The pain arising from restricted activity can equally be explained in terms of movement. If we believe that our system has a limited amount of energy which—as long as life is maintained—must necessarily be active in some direction or other, then we shall also understand that anything which closes the natural and usual outlet of this energy will give rise to activities in related organs, the nutritive state of which does not present the conditions of pleasurable function. Mr. Marshall has tried to indicate the details of the transition by which inactivity in one organ causes excessive activity in other organs. His description of the “gorging of the nutritive channels,” “the calling for aid of the disabled elements,” etc., is, however, too figurative and poetical to be of any importance in a psychological argument.[55] Taken as a vague and necessarily coarse metaphor, this physiological image may, however, illustrate a process which perhaps can never be exactly analysed, but which is nevertheless familiar to everybody. No one who has experienced in any higher degree the diffused sensation of gnawing inactivity can doubt the active element in this corroding feeling. One seems to feel how the checked and thwarted impulses devouringly turn themselves inward. Poetical literature is full of passionate outcries against the tortures which imposed inaction inflicts on active spirits; and modern autobiographies give us pathetic examples of the sufferings of those whose intellectual activity has been diverted from outward aims to internal analysis. The candid confessions of Amiel and Kierkegaard show the inevitable necessity with which mental energy, if arrested in its natural course, finds itself an outlet in destructive activity. This truth had already been expressed in simple and drastic form in Logau’s old epigram:—
Ein Mühlstein und ein Menschenherz wird stets herumgetrieben.

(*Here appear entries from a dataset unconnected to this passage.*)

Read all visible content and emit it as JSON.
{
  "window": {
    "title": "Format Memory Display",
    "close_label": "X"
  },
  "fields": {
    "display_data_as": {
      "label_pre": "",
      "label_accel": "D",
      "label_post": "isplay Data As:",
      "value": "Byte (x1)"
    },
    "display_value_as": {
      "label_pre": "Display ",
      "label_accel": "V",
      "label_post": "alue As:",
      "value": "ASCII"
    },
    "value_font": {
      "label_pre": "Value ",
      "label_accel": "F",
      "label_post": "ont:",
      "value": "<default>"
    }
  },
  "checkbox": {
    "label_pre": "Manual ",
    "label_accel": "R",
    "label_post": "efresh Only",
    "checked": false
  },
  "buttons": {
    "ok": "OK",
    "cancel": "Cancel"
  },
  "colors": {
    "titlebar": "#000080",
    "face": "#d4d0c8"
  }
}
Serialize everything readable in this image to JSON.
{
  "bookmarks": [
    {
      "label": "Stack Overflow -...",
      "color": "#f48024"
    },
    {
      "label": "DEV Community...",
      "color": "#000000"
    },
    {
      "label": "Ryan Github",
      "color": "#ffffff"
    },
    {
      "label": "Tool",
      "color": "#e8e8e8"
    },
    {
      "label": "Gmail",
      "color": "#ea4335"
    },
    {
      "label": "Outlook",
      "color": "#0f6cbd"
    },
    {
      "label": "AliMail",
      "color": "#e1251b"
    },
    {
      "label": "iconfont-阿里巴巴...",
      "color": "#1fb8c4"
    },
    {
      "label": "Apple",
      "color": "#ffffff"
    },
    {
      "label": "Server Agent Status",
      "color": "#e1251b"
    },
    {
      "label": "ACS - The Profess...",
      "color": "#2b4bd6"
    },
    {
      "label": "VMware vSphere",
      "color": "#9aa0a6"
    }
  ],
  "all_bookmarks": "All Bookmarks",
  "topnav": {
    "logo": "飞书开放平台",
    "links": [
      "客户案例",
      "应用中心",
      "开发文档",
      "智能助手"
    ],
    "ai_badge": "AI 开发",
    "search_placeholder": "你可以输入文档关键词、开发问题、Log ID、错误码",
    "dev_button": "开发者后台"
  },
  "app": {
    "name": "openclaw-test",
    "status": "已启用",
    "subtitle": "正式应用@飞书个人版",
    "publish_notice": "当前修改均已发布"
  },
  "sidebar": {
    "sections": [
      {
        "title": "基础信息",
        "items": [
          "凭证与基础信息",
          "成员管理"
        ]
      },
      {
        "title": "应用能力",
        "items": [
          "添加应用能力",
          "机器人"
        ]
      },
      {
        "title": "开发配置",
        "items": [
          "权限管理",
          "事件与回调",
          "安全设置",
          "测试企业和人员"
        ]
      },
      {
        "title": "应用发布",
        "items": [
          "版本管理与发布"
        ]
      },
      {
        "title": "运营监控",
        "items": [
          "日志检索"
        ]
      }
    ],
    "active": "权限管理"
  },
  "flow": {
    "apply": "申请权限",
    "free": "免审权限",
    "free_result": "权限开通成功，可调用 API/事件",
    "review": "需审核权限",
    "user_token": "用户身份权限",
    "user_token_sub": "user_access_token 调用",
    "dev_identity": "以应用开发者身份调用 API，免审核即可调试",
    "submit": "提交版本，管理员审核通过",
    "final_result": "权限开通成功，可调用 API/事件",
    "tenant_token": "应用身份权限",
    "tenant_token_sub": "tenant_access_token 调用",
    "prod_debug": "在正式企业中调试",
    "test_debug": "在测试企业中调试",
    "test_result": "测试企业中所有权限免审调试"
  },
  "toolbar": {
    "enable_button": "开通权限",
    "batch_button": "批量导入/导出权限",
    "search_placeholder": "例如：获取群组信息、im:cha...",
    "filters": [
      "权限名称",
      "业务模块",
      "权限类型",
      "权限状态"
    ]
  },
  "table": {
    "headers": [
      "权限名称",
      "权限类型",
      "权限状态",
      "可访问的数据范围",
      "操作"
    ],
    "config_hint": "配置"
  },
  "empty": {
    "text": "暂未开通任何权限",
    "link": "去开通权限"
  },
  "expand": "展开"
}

Wenn beides nicht zu reiben hat, wird beides selbst zerrieben.
The displacement of mental attention corresponding to the transference of energy from one organ to another in the inevitable search for a channel of outlet causes arrested activity to be felt as an unbearable massive pain; but this process implies at the same time a possibility of relief. If the sufferings of restriction can be considered as brought about by arrested impulses which have turned inwards, then it is evident that any outward activity may overcome the obstruction. Pleasure can perhaps not be achieved before the checked organ resumes its functions; but even a vicarious activity in some related organ may relieve the pain. Hence the diffused, undirected movements by which we instinctively try to get rid of a feeling of restriction. Every high-strung emotional state which has not yet found its appropriate expression affords an instance of this sensation. Exalted delight therefore often manifests itself in ecstatic dances and songs, which, properly speaking, rather relieve an incipient pain than express a pleasure. Violent movements act as unconscious expedients by which the organism restores itself to its normal balance.